In a continuous double auction, such as Intrade, it isn’t too hard to “influence market prices” in the short run – all you need is enough backing to buy or sell your way through the queue of standing orders until you reach your desired price. To maintain your price, you just need pockets deep enough to satisfy all comers. An examination of one’s trading patterns may be sufficient to show ability to influence price and may provide indirect evidence of intention to influence price.
But what about this notion of “artificial prices”? In a general sense, an “artificial price” seems to be a price deviating from fundamentals in ways not readily explained. Perhaps this sort of issue is easy enough to examine for a commodity futures market, but it seems to be much harder to investigate the issue in the case of prediction markets. In particular, how would a market observer – even one with full access to trading records – differentiate between the activities of a deep-pocketed trader who seeks to manipulate the price and a deep-pocketed trader who simply has a significantly different estimate of the underlying probabilities?
I think the potential for manipulation troubles some prediction market folks because it puts an implied asterisk next to any prediction market price that says “caution: the price you currently observe in this market may not truly represent the collective opinion of the population of traders, but instead may reflect an attempt to manipulate the market outcome.” The possibility of manipulation taints the purity of the price as a predictor.

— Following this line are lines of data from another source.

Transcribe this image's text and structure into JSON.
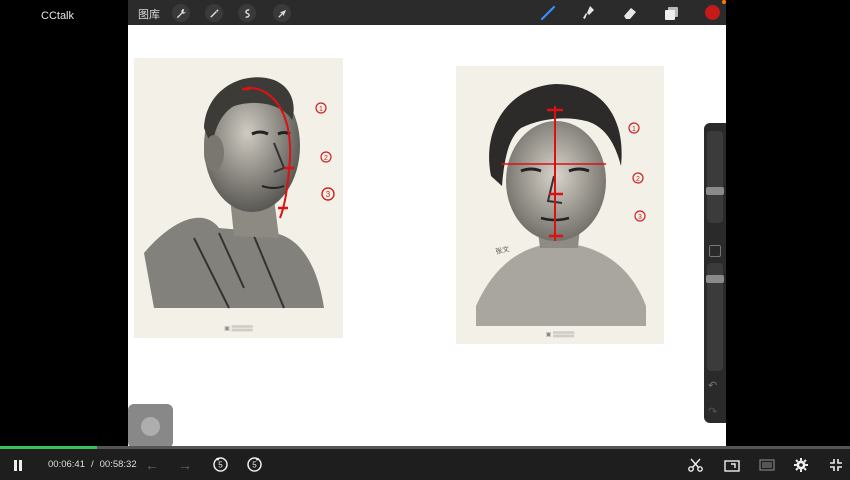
{
  "app": {
    "title": "CCtalk"
  },
  "canvas_toolbar": {
    "gallery_label": "图库",
    "tools_left": [
      "wrench-icon",
      "magic-wand-icon",
      "selection-icon",
      "transform-arrow-icon"
    ],
    "tools_right": [
      "brush-icon",
      "smudge-icon",
      "eraser-icon",
      "layers-icon"
    ],
    "active_color": "#c51a1a"
  },
  "sketches": {
    "left": {
      "annotations": [
        "1",
        "2",
        "3"
      ]
    },
    "right": {
      "annotations": [
        "1",
        "2",
        "3"
      ],
      "signature": "张文"
    }
  },
  "player": {
    "current_time": "00:06:41",
    "separator": "/",
    "total_time": "00:58:32",
    "progress": 0.114,
    "rewind_label": "5",
    "forward_label": "5",
    "accent_color": "#35c45b"
  }
}
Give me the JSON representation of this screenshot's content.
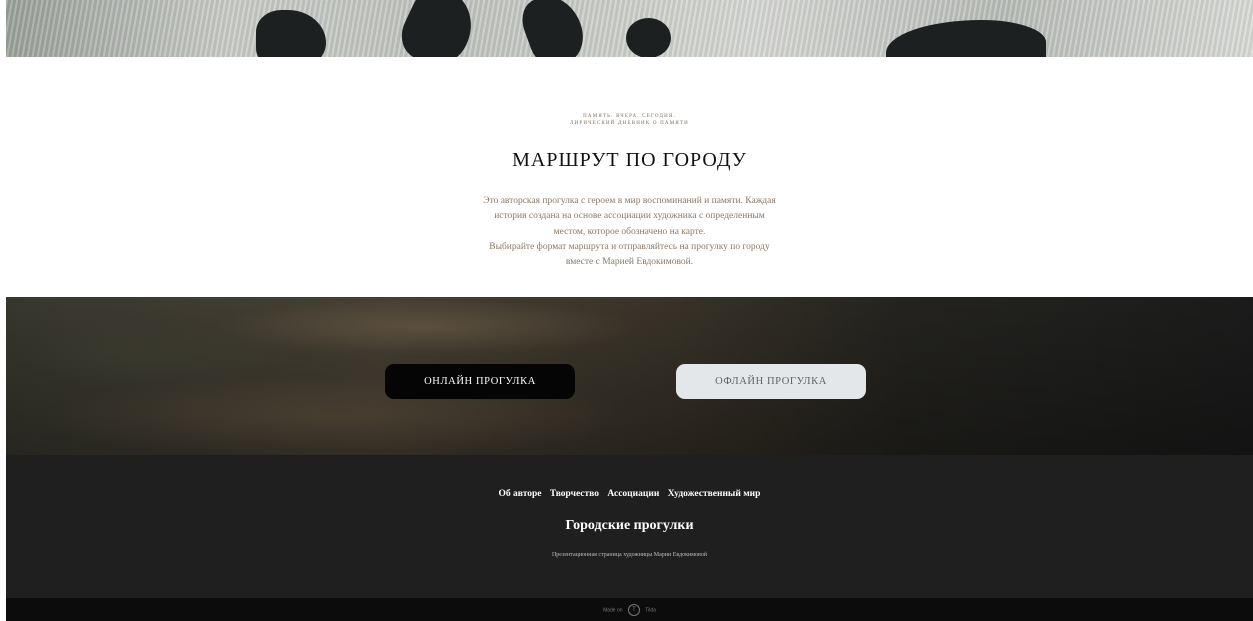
{
  "intro": {
    "eyebrow_line1": "Память. Вчера. Сегодня.",
    "eyebrow_line2": "Лирический дневник о памяти",
    "title": "МАРШРУТ ПО ГОРОДУ",
    "description_line1": "Это авторская прогулка с героем в мир воспоминаний и памяти. Каждая",
    "description_line2": "история создана на основе ассоциации художника с определенным",
    "description_line3": "местом, которое обозначено на карте.",
    "description_line4": "Выбирайте формат маршрута и отправляйтесь на прогулку по городу",
    "description_line5": "вместе с Марией Евдокимовой."
  },
  "buttons": {
    "online": "ОНЛАЙН ПРОГУЛКА",
    "offline": "ОФЛАЙН ПРОГУЛКА"
  },
  "footer": {
    "nav": [
      "Об авторе",
      "Творчество",
      "Ассоциации",
      "Художественный мир"
    ],
    "site_title": "Городские прогулки",
    "site_subtitle": "Презентационная страница художницы Марии Евдокимовой"
  },
  "tilda": {
    "made_on": "Made on",
    "logo_letter": "T",
    "brand": "Tilda"
  },
  "colors": {
    "footer_bg": "#1f1f1f",
    "online_button": "#050505",
    "offline_button": "#e4e7ea"
  }
}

Nonetheless, in the longer run deep-pocketed manipulators are the prediction market’s friend. As a paper by Robin Hanson and Ryan Oprea notes (cited in Hartford’s column), the net effect of a manipulator is to subsidize participation of informed traders in the market and to motivate informed traders to collect more information. More trading, more informed participation, and more information being brought to market: all good things for the market.